Just not ready to move on just yet.
I’m trying to decide if I should post every day. I think it might get a bit dull and repetitive very quickly, so at the moment I’ll probably post whenever I feel the need to off-load, ask myself a question (oh dear), or just want to express something.
Today has been a bit tricky. Didn’t eat enough at lunchtime and the app has told me I’ve eaten too many carbs – despite being hungry.
Going to see what quick dietary changes I can make to sort that out otherwise me and the app are going to fall out rather quickly…
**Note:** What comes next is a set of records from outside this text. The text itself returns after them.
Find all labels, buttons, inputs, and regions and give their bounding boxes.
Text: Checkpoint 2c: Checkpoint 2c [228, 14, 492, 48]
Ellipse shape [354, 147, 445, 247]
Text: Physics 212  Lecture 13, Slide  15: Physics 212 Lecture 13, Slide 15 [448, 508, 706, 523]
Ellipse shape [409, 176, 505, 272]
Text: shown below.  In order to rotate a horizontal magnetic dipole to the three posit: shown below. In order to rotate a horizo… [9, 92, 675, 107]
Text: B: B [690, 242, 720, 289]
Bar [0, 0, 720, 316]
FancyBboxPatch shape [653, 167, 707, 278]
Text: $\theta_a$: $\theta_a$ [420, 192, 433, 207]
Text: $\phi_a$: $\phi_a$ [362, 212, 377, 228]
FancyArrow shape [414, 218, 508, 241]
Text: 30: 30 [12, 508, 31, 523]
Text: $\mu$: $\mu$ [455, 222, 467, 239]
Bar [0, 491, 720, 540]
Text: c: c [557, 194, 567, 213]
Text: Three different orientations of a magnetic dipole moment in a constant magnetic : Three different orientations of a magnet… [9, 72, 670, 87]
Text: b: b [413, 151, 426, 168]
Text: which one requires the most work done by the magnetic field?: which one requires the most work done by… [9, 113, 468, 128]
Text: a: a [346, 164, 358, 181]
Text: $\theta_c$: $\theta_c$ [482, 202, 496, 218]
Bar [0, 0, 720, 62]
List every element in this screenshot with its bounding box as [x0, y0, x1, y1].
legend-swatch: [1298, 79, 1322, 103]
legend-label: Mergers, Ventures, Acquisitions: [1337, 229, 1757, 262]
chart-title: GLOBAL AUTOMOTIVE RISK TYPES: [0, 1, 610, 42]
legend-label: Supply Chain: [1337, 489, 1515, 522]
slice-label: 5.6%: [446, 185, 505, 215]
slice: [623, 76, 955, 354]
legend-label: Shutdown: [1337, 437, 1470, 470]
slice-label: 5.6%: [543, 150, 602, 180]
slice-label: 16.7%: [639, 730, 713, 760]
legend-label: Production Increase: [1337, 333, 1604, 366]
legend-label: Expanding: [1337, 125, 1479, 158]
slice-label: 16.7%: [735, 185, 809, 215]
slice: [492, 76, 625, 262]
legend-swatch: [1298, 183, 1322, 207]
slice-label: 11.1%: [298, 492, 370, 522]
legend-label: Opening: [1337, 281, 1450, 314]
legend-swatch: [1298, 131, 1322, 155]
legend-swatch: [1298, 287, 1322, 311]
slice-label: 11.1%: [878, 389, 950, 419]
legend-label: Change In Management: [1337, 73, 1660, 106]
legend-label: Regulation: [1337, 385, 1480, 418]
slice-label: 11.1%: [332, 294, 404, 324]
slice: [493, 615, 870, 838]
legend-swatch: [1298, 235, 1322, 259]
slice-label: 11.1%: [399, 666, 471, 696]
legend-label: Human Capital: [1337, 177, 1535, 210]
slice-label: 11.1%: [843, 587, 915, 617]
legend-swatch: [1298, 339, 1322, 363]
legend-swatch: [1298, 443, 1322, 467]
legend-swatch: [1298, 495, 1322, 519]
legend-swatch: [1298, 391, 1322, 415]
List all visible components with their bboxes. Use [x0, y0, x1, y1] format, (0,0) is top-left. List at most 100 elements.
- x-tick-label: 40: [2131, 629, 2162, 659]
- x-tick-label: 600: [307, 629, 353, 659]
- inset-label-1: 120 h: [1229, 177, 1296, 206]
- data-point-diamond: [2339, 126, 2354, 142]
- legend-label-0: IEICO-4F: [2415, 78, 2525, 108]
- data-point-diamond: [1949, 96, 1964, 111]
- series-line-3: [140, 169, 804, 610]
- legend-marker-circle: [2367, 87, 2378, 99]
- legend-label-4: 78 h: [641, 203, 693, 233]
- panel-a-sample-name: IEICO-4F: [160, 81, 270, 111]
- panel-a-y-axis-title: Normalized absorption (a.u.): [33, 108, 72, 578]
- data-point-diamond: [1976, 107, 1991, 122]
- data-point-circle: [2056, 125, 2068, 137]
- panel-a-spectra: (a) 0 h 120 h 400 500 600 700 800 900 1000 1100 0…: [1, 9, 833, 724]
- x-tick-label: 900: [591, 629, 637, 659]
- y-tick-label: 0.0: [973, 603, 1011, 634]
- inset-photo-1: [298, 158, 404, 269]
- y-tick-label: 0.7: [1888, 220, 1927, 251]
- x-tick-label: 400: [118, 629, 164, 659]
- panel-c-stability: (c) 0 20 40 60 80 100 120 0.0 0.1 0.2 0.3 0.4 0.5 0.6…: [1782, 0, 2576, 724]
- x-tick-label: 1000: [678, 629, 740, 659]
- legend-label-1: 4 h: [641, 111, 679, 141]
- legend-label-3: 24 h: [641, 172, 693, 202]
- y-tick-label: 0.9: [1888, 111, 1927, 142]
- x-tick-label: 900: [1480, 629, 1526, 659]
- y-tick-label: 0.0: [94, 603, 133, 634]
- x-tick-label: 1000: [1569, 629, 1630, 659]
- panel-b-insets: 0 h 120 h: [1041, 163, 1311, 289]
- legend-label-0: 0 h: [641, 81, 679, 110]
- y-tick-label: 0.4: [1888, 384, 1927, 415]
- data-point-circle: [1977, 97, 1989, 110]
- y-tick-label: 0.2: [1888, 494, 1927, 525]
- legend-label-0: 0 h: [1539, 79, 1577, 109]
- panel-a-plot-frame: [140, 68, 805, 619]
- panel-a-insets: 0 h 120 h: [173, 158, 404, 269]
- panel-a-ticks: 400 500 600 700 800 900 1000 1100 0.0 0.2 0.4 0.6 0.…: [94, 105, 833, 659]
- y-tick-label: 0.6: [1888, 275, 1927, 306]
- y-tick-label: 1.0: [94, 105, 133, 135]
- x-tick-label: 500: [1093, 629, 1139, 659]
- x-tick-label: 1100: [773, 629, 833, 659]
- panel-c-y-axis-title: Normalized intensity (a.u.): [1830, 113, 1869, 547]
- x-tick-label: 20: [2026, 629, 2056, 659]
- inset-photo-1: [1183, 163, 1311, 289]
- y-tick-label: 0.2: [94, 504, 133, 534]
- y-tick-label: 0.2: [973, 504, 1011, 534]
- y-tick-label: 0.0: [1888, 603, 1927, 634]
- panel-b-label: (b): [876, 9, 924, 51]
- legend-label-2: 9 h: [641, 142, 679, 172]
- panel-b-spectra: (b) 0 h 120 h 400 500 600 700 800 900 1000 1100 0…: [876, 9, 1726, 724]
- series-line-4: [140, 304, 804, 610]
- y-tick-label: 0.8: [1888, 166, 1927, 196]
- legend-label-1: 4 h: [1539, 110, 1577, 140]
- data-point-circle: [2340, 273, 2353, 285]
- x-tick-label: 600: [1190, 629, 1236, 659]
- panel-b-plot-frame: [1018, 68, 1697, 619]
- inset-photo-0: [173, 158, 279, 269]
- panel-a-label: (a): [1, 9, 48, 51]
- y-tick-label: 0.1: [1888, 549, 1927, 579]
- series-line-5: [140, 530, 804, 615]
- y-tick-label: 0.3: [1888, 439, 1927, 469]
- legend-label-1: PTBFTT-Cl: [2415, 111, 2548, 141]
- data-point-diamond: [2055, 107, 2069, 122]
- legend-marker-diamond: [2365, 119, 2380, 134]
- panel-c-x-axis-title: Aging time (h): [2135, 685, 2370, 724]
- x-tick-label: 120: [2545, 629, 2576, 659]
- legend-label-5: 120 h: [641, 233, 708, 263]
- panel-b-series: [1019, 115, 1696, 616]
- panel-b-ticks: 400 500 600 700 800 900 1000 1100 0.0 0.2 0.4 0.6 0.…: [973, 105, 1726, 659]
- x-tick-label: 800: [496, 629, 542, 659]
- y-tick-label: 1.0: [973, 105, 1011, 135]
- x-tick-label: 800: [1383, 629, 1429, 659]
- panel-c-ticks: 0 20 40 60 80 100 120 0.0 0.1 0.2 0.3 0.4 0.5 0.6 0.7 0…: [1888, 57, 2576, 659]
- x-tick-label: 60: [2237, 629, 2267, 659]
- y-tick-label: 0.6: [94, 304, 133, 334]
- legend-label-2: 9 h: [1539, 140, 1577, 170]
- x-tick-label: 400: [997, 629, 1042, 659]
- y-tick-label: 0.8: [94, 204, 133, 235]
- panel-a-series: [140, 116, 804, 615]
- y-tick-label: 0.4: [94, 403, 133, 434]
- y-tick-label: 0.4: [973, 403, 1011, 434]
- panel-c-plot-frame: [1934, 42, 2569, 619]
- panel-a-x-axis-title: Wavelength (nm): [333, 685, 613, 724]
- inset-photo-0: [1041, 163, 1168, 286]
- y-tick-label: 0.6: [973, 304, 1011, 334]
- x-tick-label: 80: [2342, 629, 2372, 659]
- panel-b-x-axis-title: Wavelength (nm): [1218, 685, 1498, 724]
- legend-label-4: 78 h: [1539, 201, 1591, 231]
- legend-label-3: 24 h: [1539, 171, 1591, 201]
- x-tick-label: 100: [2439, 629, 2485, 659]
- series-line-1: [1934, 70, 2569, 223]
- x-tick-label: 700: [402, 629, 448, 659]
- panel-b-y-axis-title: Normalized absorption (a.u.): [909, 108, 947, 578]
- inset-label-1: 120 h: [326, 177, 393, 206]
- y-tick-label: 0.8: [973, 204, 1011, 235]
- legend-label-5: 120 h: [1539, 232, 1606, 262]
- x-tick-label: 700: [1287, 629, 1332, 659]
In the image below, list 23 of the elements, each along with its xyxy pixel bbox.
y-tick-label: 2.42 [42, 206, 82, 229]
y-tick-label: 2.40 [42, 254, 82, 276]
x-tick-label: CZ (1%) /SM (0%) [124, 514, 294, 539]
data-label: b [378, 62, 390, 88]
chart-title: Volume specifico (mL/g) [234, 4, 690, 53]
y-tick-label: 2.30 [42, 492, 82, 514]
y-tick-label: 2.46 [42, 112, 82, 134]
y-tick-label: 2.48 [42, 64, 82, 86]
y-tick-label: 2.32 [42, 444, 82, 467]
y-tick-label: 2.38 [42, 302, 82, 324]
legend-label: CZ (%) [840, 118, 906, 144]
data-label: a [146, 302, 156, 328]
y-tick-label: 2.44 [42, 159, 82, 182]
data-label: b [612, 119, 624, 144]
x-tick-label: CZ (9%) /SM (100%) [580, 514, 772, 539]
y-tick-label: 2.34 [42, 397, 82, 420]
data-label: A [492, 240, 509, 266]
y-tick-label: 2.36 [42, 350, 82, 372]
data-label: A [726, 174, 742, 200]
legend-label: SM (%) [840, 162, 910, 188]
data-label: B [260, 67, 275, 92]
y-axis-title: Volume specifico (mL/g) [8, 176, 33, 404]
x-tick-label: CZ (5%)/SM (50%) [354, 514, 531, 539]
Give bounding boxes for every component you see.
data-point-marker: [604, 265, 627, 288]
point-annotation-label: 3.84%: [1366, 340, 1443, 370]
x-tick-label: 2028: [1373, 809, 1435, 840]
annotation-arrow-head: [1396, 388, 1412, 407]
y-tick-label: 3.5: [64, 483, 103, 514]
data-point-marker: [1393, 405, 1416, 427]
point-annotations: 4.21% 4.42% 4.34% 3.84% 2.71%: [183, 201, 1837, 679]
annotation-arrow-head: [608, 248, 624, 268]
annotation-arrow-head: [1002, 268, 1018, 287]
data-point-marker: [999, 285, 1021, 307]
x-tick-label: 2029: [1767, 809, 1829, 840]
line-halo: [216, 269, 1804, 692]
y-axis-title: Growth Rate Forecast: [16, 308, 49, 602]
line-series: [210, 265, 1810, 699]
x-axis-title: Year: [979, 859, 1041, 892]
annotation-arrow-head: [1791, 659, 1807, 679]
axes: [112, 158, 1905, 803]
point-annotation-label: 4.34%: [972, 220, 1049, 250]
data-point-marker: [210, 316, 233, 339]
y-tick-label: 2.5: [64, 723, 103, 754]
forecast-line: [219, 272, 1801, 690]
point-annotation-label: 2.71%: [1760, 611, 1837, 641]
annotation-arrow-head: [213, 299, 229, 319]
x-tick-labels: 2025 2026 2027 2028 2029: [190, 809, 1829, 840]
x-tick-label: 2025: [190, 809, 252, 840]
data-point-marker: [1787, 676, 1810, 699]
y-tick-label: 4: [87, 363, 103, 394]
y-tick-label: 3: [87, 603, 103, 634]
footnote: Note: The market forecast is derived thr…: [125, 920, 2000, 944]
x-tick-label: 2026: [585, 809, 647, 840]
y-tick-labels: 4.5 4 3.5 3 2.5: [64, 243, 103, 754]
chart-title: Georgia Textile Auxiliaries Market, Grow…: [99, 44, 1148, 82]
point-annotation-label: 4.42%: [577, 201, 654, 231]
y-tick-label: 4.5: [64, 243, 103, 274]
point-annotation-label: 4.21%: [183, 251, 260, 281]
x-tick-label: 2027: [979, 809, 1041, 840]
Today was ok. I have joined a health programme (“the app”). I’ll refrain from identifying it just yet, but needless to say, I am sceptical. More about my ability to keep going with it rather than the science behind it all.
I’ve joined on a fortnight free trial with a pretty hefty price tag if I continue afterwards so I’m determined to give it a go – but be realistic about my early goals.
From my (many) previous attempts at this, the first two weeks see the weight come off rapidly and then plateau. So I can’t be sucked in to an expensive fad if I’ll lose interest after week 5.
Oh, and my opening weight was 17st 1. And I am going to own that.
The first step
My name is Dave, and this is a big ‘first’ step for me. I am 44 years old, very overweight, out of shape, quite low about myself with poor self-esteem… the usual moan to be honest. It is Sunday night. I’ve just had a Magnum ice cream… Today has been a good day. I’ve had lovely time with my family, seen the in-laws at our place for the first time in 15 months… And I’ve also decided that enough is enough.
Saving Dave (autocorrect is going to do my head in with this blog) is my own journal of my journey. But, I am not alone on this journey. I have my family – my reason for saving Dave.
I’ve said enough for this first post. Tomorrow it starts. I don’t know my weight but I will post it tomorrow, and every week after on a Monday.